I didn't have time to the third algorithm in detail or to test its running time, but we did manage to run one test for 100,000 values that took less than 0.1 seconds to run. The final algorithm is linear, meaning that the growth function is n.

I had written the code to report the time the algorithm took as well as a count of how many times the most frequently executed statement was executed.

• With the first algorithm, we were able to see that it got very expensive very quickly. It turns out it is an O(n³) algorithm. We saw that going from 1000 items to 2000 items (n to 2n) caused the time to increase by a factor that was pretty close to 8 (2³). We saw a similar increase in the number of times the most frequently executed statement was executed. In going to 3000 (n versus 3n) the time increased by more than the predicted factor of 27, but there are many reasons why that might have happened (not least of which is that these are approximations in the first place). If I had more time to explore this we could have collected more data, but the point is that we would see, in general, that time increases as the cube of the size of the input, as does the count of the most frequently executed statement.
• We had to comment out the call on the first algorithm to be able to get meaningful data for the second algorithm. We compared results for 25 thousand numbers versus 50 thousand numbers and saw that both the time and the line count increased by a factor very close to 4. This is an O(n²) algorithm, so that's what we would expect (having input go from n to 2n causes time to go from t to 4t because 2² is 4).
• We commented out the call on the second algorithm as well to see how the third algorithm performed. It is so fast that we almost couldn't get meaningful data. Finally when we asked it to use a list of 10 million values it slowed down enough that we could get a meaningful time. The final algorithm runs in O(n) time and we saw that the line count was very well behaved (always equal to n, the size of the array).

I pointed out that I see a lot of undergraduates who obsess about efficiency and I think that in general it's a waste of their time. Many computer scientists have commented that premature optimization is counterproductive. Don Knuth has said that "Premature optimization is the root of all evil." The key is to focus your attention where you can get real benefit. The analogy I'd make is that if you found that a jet airplane weighed too much, you might decide to put the pilot on a diet. While it's true that in some sense every little bit helps, you're not going to make much progress by trying to slim down the pilot when the plane and its passengers and cargo weigh so much more than the pilot.

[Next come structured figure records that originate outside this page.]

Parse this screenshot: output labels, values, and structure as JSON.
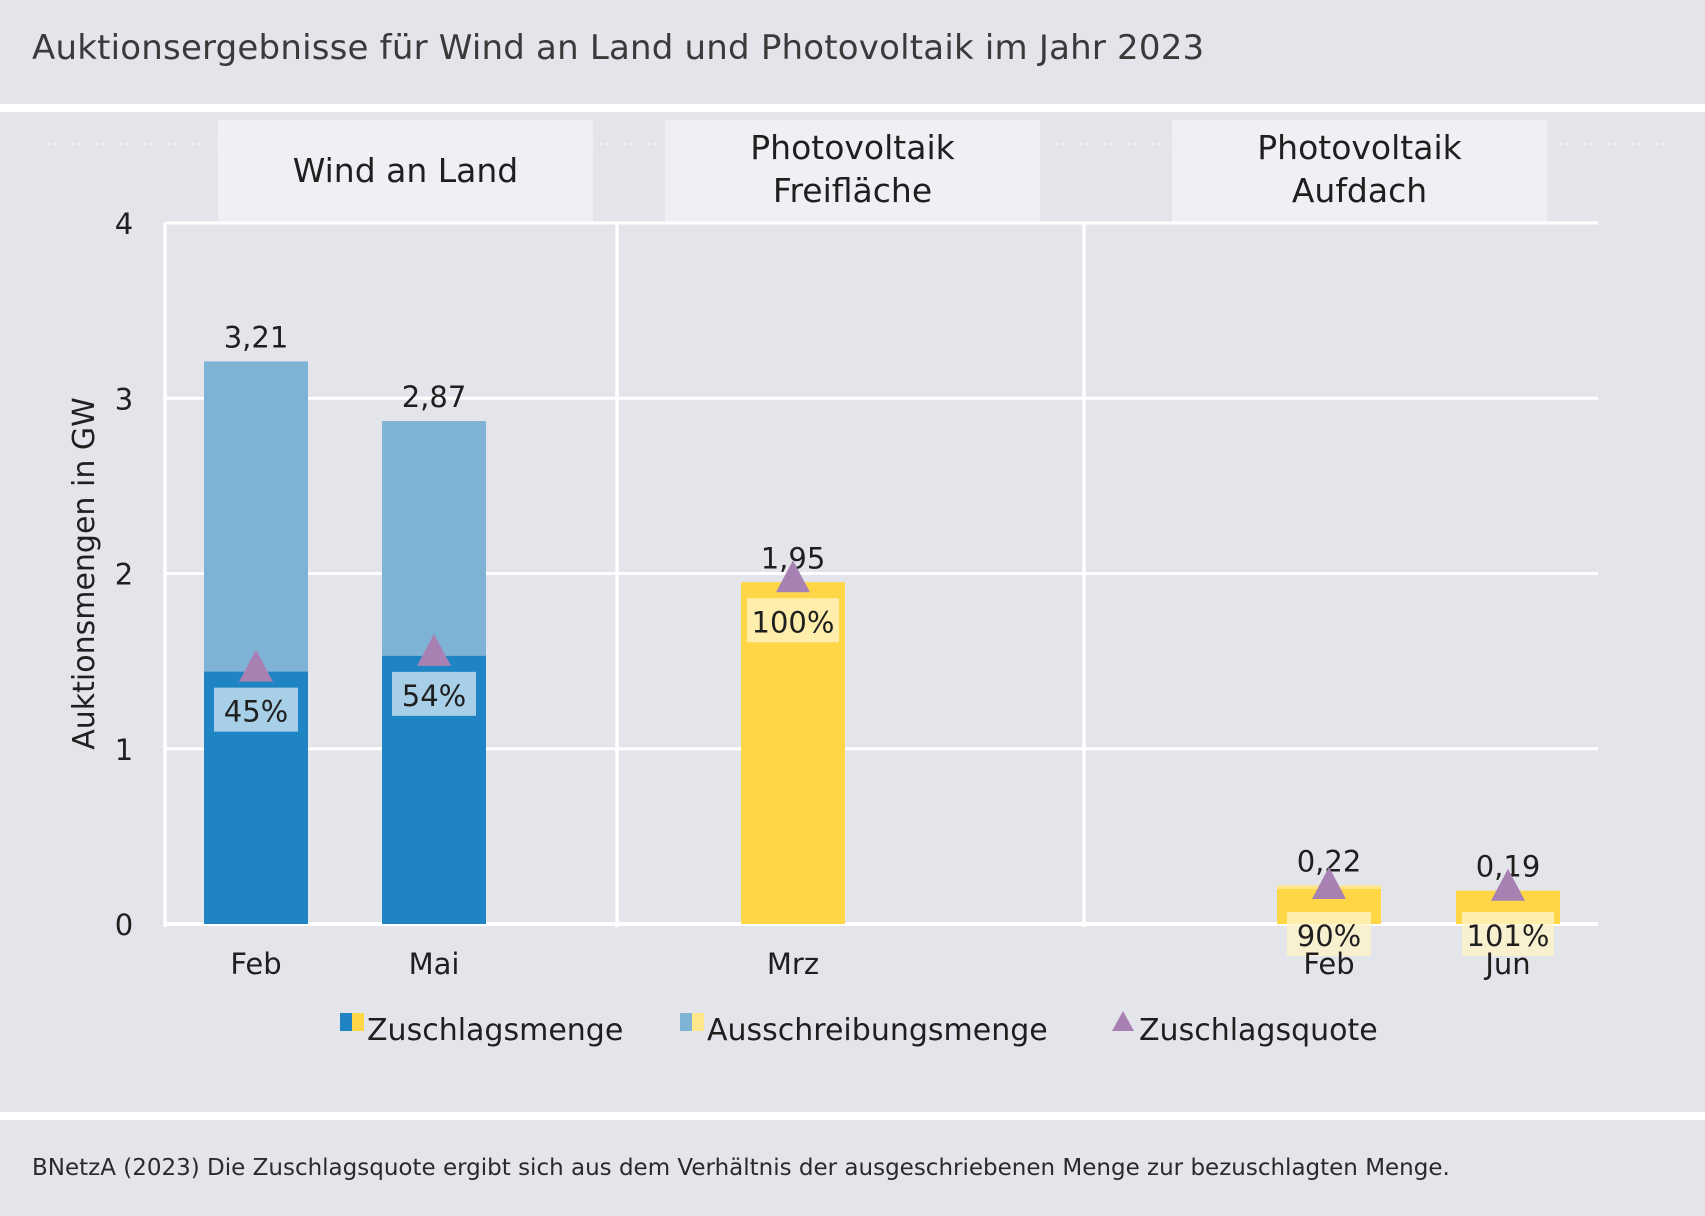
{
  "header": {
    "title": "Auktionsergebnisse für Wind an Land und Photovoltaik im Jahr 2023"
  },
  "footer": {
    "source": "BNetzA (2023) Die Zuschlagsquote ergibt sich aus dem Verhältnis der ausgeschriebenen Menge zur bezuschlagten Menge."
  },
  "colors": {
    "wind_award": "#1f84c3",
    "wind_tender": "#7fb3d6",
    "pv_award": "#ffd746",
    "pv_tender": "#ffe68a",
    "quota_marker": "#a881b3",
    "background": "#e4e5ea"
  },
  "chart_data": {
    "type": "bar",
    "title": "Auktionsergebnisse für Wind an Land und Photovoltaik im Jahr 2023",
    "ylabel": "Auktionsmengen in GW",
    "ylim": [
      0,
      4
    ],
    "yticks": [
      "0",
      "1",
      "2",
      "3",
      "4"
    ],
    "grid": true,
    "legend_position": "bottom",
    "panels": [
      {
        "title_lines": [
          "Wind an Land"
        ],
        "bars": [
          {
            "category": "Feb",
            "tender": 3.21,
            "tender_label": "3,21",
            "award": 1.44,
            "quota_label": "45%",
            "color": "wind"
          },
          {
            "category": "Mai",
            "tender": 2.87,
            "tender_label": "2,87",
            "award": 1.53,
            "quota_label": "54%",
            "color": "wind"
          }
        ]
      },
      {
        "title_lines": [
          "Photovoltaik",
          "Freifläche"
        ],
        "bars": [
          {
            "category": "Mrz",
            "tender": 1.95,
            "tender_label": "1,95",
            "award": 1.95,
            "quota_label": "100%",
            "color": "pv"
          }
        ]
      },
      {
        "title_lines": [
          "Photovoltaik",
          "Aufdach"
        ],
        "bars": [
          {
            "category": "Feb",
            "tender": 0.22,
            "tender_label": "0,22",
            "award": 0.2,
            "quota_label": "90%",
            "color": "pv"
          },
          {
            "category": "Jun",
            "tender": 0.19,
            "tender_label": "0,19",
            "award": 0.19,
            "quota_label": "101%",
            "color": "pv"
          }
        ]
      }
    ],
    "legend": [
      {
        "label": "Zuschlagsmenge",
        "kind": "award"
      },
      {
        "label": "Ausschreibungsmenge",
        "kind": "tender"
      },
      {
        "label": "Zuschlagsquote",
        "kind": "quota"
      }
    ]
  }
}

I see lots of undergraduates putting the pilot on a diet while ignoring much more important details.

In the case of our three algorithms from Monday, I think some people would choose the first or second approach and would torture themselves to get it to run as quickly as possible. But the real breakthrough comes from choosing the third approach that had a much better growth rate than the other two.

We'll pick up with this example in Friday's lecture when we discuss more about complexity.